Énergies en Outre-mer : La principale centrale de Polynésie abandonne le fioul lourd pour le gazole

Énergies en Outre-mer : La principale centrale de Polynésie abandonne le fioul lourd pour le gazole

©Dixit

Les moteurs de la centrale Émile Martin d’EDT en Polynésie ne fonctionneront bientôt plus au fioul lourd, comme c’est le cas depuis 35 ans. Le gouvernement a autorisé le passage au gazole, combustible bien moins polluant et depuis cette année, plus intéressant économiquement. Un sujet de notre partenaire Radio 1 Tahiti

C’est un des points « du projet de loi du Pays portant diverses mesures fiscales à l’importation », votée ce mardi sans grandes discussions à l’assemblée de la Collectivité. Les exonérations fiscales sur le carburant ont été étendues au « gazole utilisé pour l’alimentation des centrales de production d’énergie électrique de Tahiti ». De quoi permettre, « à fiscalité constante », le changement de combustible de la centrale de la Punaruu (nom de la zone industrielle où se trouve la centrale), « dans le but de réduire autant que possible les émissions de polluants atmosphériques ».

Un changement d’ampleur, puisque la centrale Émile Martin, qui produit 60% de l’électricité de Tahiti, est jusqu’à présent alimentée par du fioul lourd. EDT, qui en importe plus de 70 millions de litres chaque année, a voulu ré-évaluer ce choix à l’occasion du renouvellement de son contrat d’approvisionnement, en juillet. Une petite révolution : le fioul lourd, pas réputé pour ses qualités environnementales mais traditionnellement peu coûteux, est utilisé depuis la mise en service de la centrale, en 1985.

Les huit groupes de la Punaruu, qui s’apparentent à des moteurs de cargos, peuvent pourtant accepter d’autres types d’hydrocarbures. Ils ont d’ailleurs tourné au gazole maritime (MDO) le temps de quelques mois en 2004 et sont déjà alimentés en gazole classique (AGO) en phase de démarrage et d’extinction. C’est ce gazole, déjà largement utilisé dans les transports et qui représente déjà la moitié des importations d’hydrocarbures du fenua, qui a été retenu. Un choix soumis au nouveau ministre en charge de l’énergie, Yvonnick Raffin, et validé en conseil des ministres le 23 septembre.

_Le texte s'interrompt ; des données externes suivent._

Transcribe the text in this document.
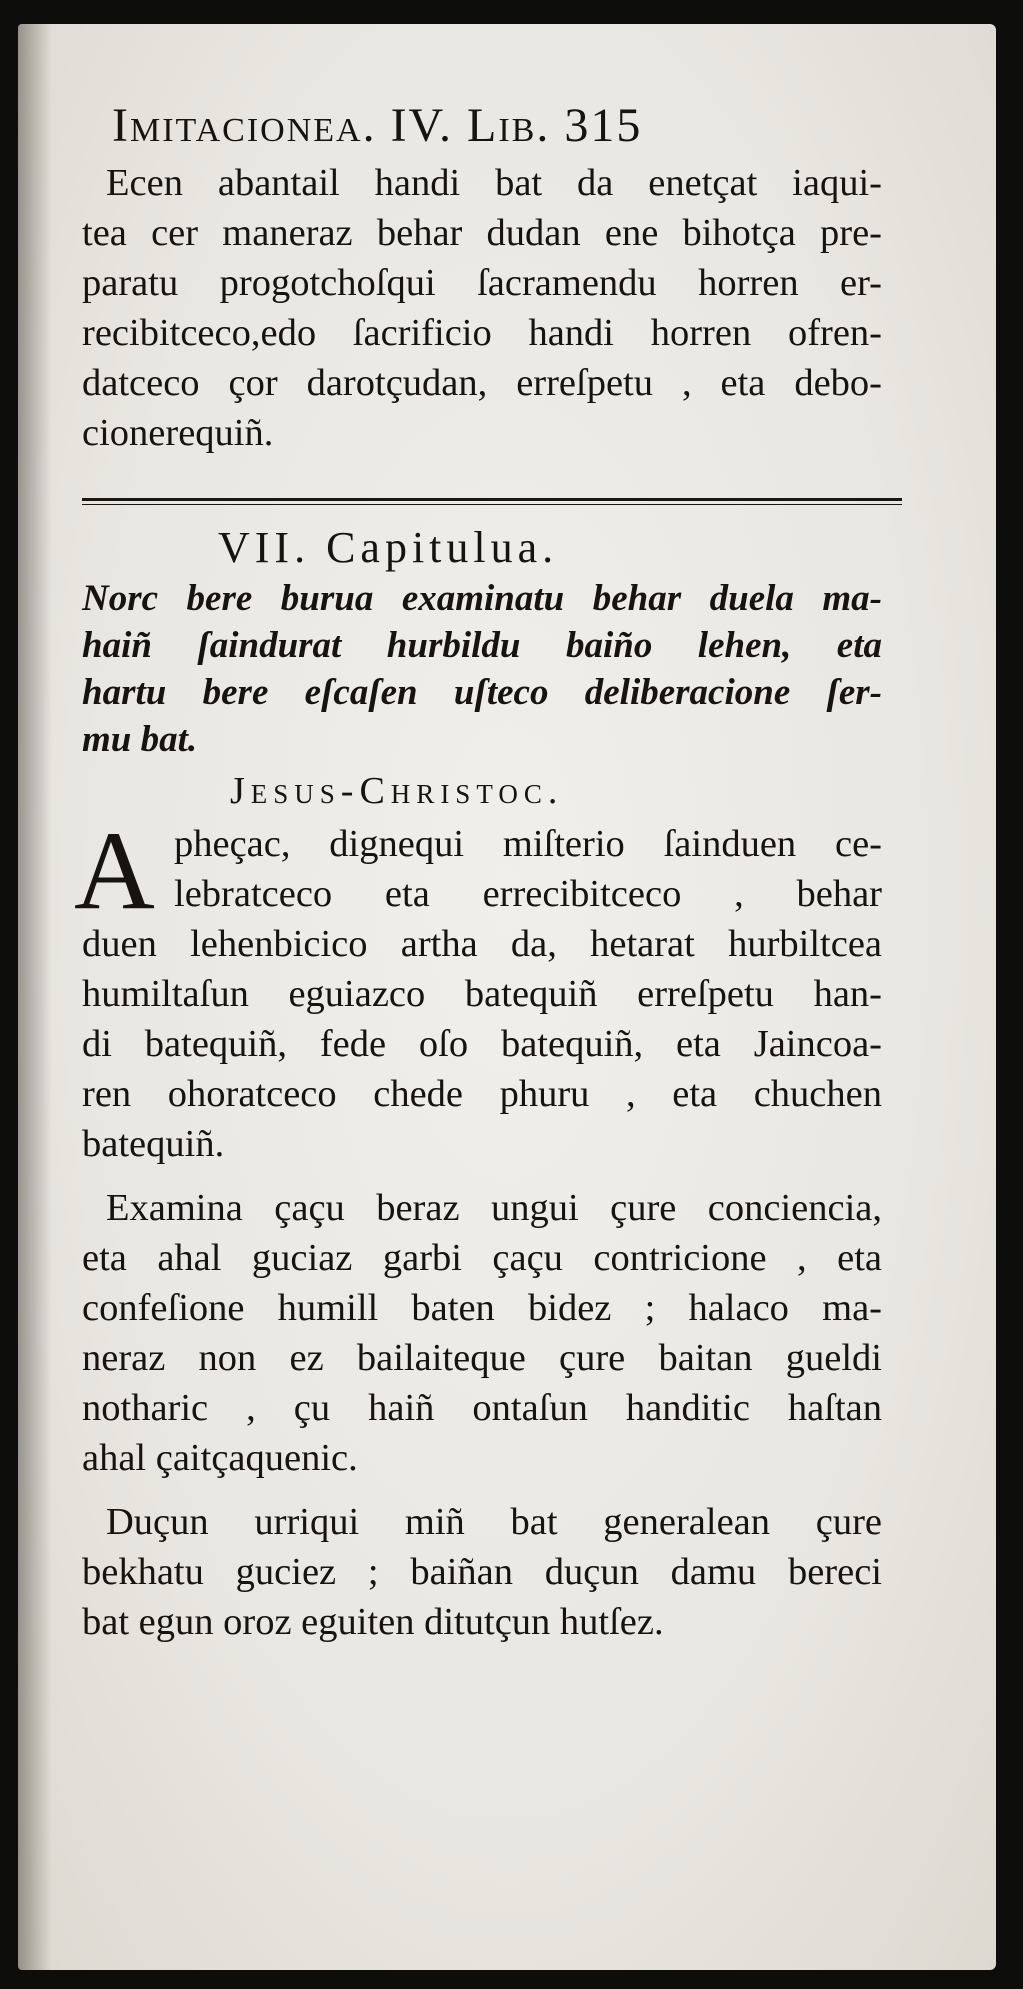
Imitacionea. IV. Lib. 315
Ecen abantail handi bat da enetçat iaqui-
tea cer maneraz behar dudan ene bihotça pre-
paratu progotchoſqui ſacramendu horren er-
recibitceco,edo ſacrificio handi horren ofren-
datceco çor darotçudan, erreſpetu , eta debo-
cionerequiñ.
VII. Capitulua.
Norc bere burua examinatu behar duela ma-
haiñ ſaindurat hurbildu baiño lehen, eta
hartu bere eſcaſen uſteco deliberacione ſer-
mu bat.
Jesus-Christoc.
A pheçac, dignequi miſterio ſainduen ce-
lebratceco eta errecibitceco , behar
duen lehenbicico artha da, hetarat hurbiltcea
humiltaſun eguiazco batequiñ erreſpetu han-
di batequiñ, fede oſo batequiñ, eta Jaincoa-
ren ohoratceco chede phuru , eta chuchen
batequiñ.
Examina çaçu beraz ungui çure conciencia,
eta ahal guciaz garbi çaçu contricione , eta
confeſione humill baten bidez ; halaco ma-
neraz non ez bailaiteque çure baitan gueldi
notharic , çu haiñ ontaſun handitic haſtan
ahal çaitçaquenic.
Duçun urriqui miñ bat generalean çure
bekhatu guciez ; baiñan duçun damu bereci
bat egun oroz eguiten ditutçun hutſez.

Moins de gaz à effet de serre, moins de soufre dans l’air

Le bénéfice principal de cette transition est environnemental : le gouvernement prévoit une diminution des émissions de gaz à effet de serre de 4,5%, et surtout une « division par 1 000 des rejets de soufre dans l’atmosphère ». La réduction serait en fait un peu moindre, mais le fait est que la bascule va dans le bon sens.

Pourquoi ne pas l’avoir fait avant ? Du côté de l’exécutif, on rappelle d’abord que la crise du Covid a profondément bousculé le marché des hydrocarbures. Le cours du baril de pétrole brut s’est effondré pendant le confinement du premier semestre – atteignant ponctuellement des prix négatifs sur certaines places boursières – et reste, en cette fin d’année, bien en deçà des prix de 2019. Mais surtout, de nouvelles règlementations mondiales sur le transport maritime ont affecté au long terme le marché du fuel lourd, qui alimentait jusque-là beaucoup de cargos. Le gazole, dont l’utilisation à la Punaruu aurait risqué, par le passé, de faire grimper les factures d’électricité, est devenu « une bonne option économique ».

Si la Punaruu fonctionne encore au fuel pour quelques jours, le changement est imminent. En témoigne la publication de la loi votée ce matin dans le journal officiel du même jour. Une célérité rare, probablement liée à l’importante livraison de gazole qu’EDT attend pour la fin de semaine. Ses équipes travaillent d’arrache-pied sur cette transition, qui doit se faire sans accroc vu l’importance de la centrale Émile Martin dans la production. Pas de changement de pièces à prévoir, mais il convient de nettoyer les cuves, d’adapter certaines procédures, et de modifier la chaîne d’alimentation, le fioul lourd étant réchauffé à 105°C avant combustion, là où le gazole doit être maintenu en dessous de 40°C.

Au plus long terme, l’utilisation de ce combustible plus léger devrait au contraire faciliter la maintenance et limiter la production de déchets solides de la Punaruu. Le contrat d’approvisionnement a été passé pour un an entre EDT et Pacific Petroleum (PPS). Une période à l’issue de laquelle un bilan du changement sera tiré.